Maloof's group has recently sequenced the first jewelflower genome, which the team is using to identify various gene clusters that are activated as seeds begin to grow. "We know that plants from different elevations are responding to different cues to germinate," he said. "So, we should be able to find the different genetic programs that they're using."

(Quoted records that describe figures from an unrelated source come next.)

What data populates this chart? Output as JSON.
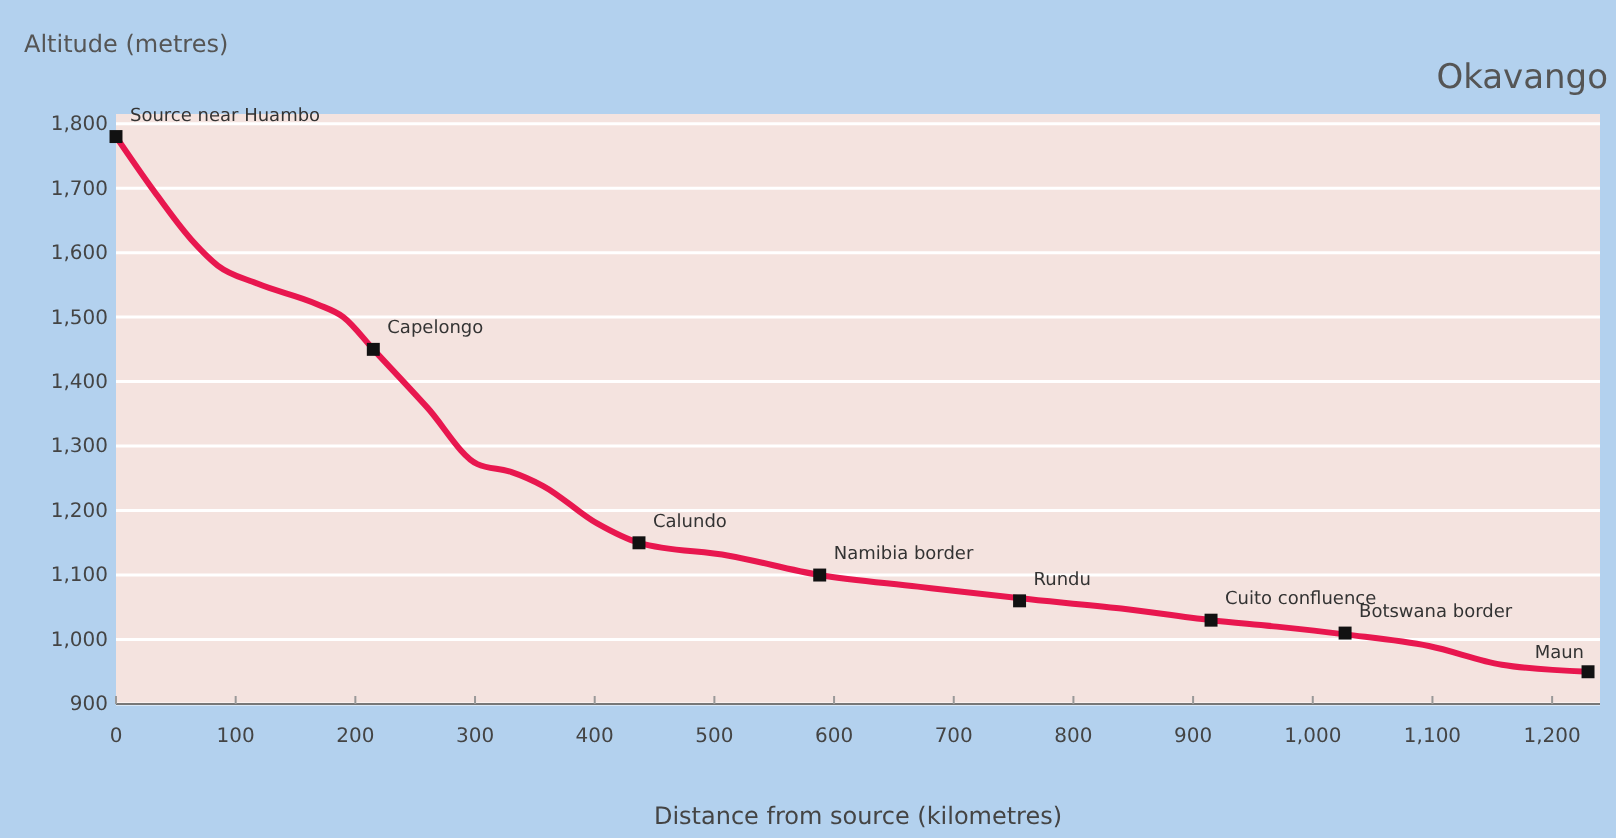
{
  "chart_data": {
    "type": "line",
    "title": "Okavango",
    "xlabel": "Distance from source (kilometres)",
    "ylabel": "Altitude (metres)",
    "xlim": [
      0,
      1240
    ],
    "ylim": [
      900,
      1815
    ],
    "xticks": [
      0,
      100,
      200,
      300,
      400,
      500,
      600,
      700,
      800,
      900,
      {
        "value": 1000,
        "label": "1,000"
      },
      {
        "value": 1100,
        "label": "1,100"
      },
      {
        "value": 1200,
        "label": "1,200"
      }
    ],
    "yticks": [
      900,
      {
        "value": 1000,
        "label": "1,000"
      },
      {
        "value": 1100,
        "label": "1,100"
      },
      {
        "value": 1200,
        "label": "1,200"
      },
      {
        "value": 1300,
        "label": "1,300"
      },
      {
        "value": 1400,
        "label": "1,400"
      },
      {
        "value": 1500,
        "label": "1,500"
      },
      {
        "value": 1600,
        "label": "1,600"
      },
      {
        "value": 1700,
        "label": "1,700"
      },
      {
        "value": 1800,
        "label": "1,800"
      }
    ],
    "grid": "y",
    "marker": "none",
    "line_style": "solid",
    "series": [
      {
        "color": "#e8174f",
        "x": [
          0,
          30,
          63,
          85,
          118,
          168,
          190,
          215,
          260,
          302,
          330,
          357,
          402,
          437,
          512,
          588,
          670,
          755,
          840,
          915,
          970,
          1027,
          1097,
          1158,
          1230
        ],
        "values": [
          1780,
          1700,
          1620,
          1580,
          1552,
          1520,
          1500,
          1450,
          1360,
          1272,
          1260,
          1238,
          1180,
          1150,
          1130,
          1100,
          1082,
          1064,
          1048,
          1030,
          1020,
          1008,
          990,
          961,
          950
        ]
      },
      {
        "type": "scatter",
        "marker": "square",
        "color": "#111111",
        "x": [
          0,
          215,
          437,
          588,
          755,
          915,
          1027,
          1230
        ],
        "values": [
          1780,
          1450,
          1150,
          1100,
          1060,
          1030,
          1010,
          950
        ]
      }
    ],
    "annotations": [
      {
        "text": "Source near Huambo",
        "x": 0,
        "y": 1780
      },
      {
        "text": "Capelongo",
        "x": 215,
        "y": 1450
      },
      {
        "text": "Calundo",
        "x": 437,
        "y": 1150
      },
      {
        "text": "Namibia border",
        "x": 588,
        "y": 1100
      },
      {
        "text": "Rundu",
        "x": 755,
        "y": 1060
      },
      {
        "text": "Cuito confluence",
        "x": 915,
        "y": 1030
      },
      {
        "text": "Botswana border",
        "x": 1027,
        "y": 1010
      },
      {
        "text": "Maun",
        "x": 1230,
        "y": 950
      }
    ]
  }
}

Using a genome to guide plant conservation
Maloof, Magney and their labs hope to turn this knowledge into a tool that workers could use to read the genetic imprints of hundreds of wild plants in an afternoon - quickly identifying those with desired genes.
Rishav Ray, a UC Davis postdoc working with Maloof and Magney, has developed a prototype that reads the "spectral fingerprints" of leaves by analyzing the visible and infrared light that reflects off of them.
By reading signals invisible to the naked eye, the prototype can distinguish S. tortuosus plants from different regions of California, even though they belong to the same species, have near-identical genomes and are growing side by side in the same garden. Even more importantly, it can distinguish plants carrying genetic adaptations for different climate conditions, such as hotter days or more frequent droughts.
For now, Ray uses a spectral analyzer that he can carry in a backpack. But Magney said that under certain circumstances these methods could be scaled up to drones, airplanes or potentially even satellites.
The lessons learned from jewelflowers might then be applied to other plants that are more prominent in California landscapes such as grasses, oaks, maples, madrones, conifers or sagebrush. Some of these native plants will struggle - like jewelflowers - with environmental cues that no longer match the changing climate. By measuring spectra, biologists could quickly survey which plants are suffering most, and which plants might carry adaptive traits that could be bred into the vulnerable ones.
"The advantage of remote sensing is that we can map everywhere, all the time," said Magney. "We can see how these species are responding and better predict what might happen to them in the future."
The research projects described in this story are primarily funded by the National Science Foundation, with additional funding from the United States Department of Agriculture.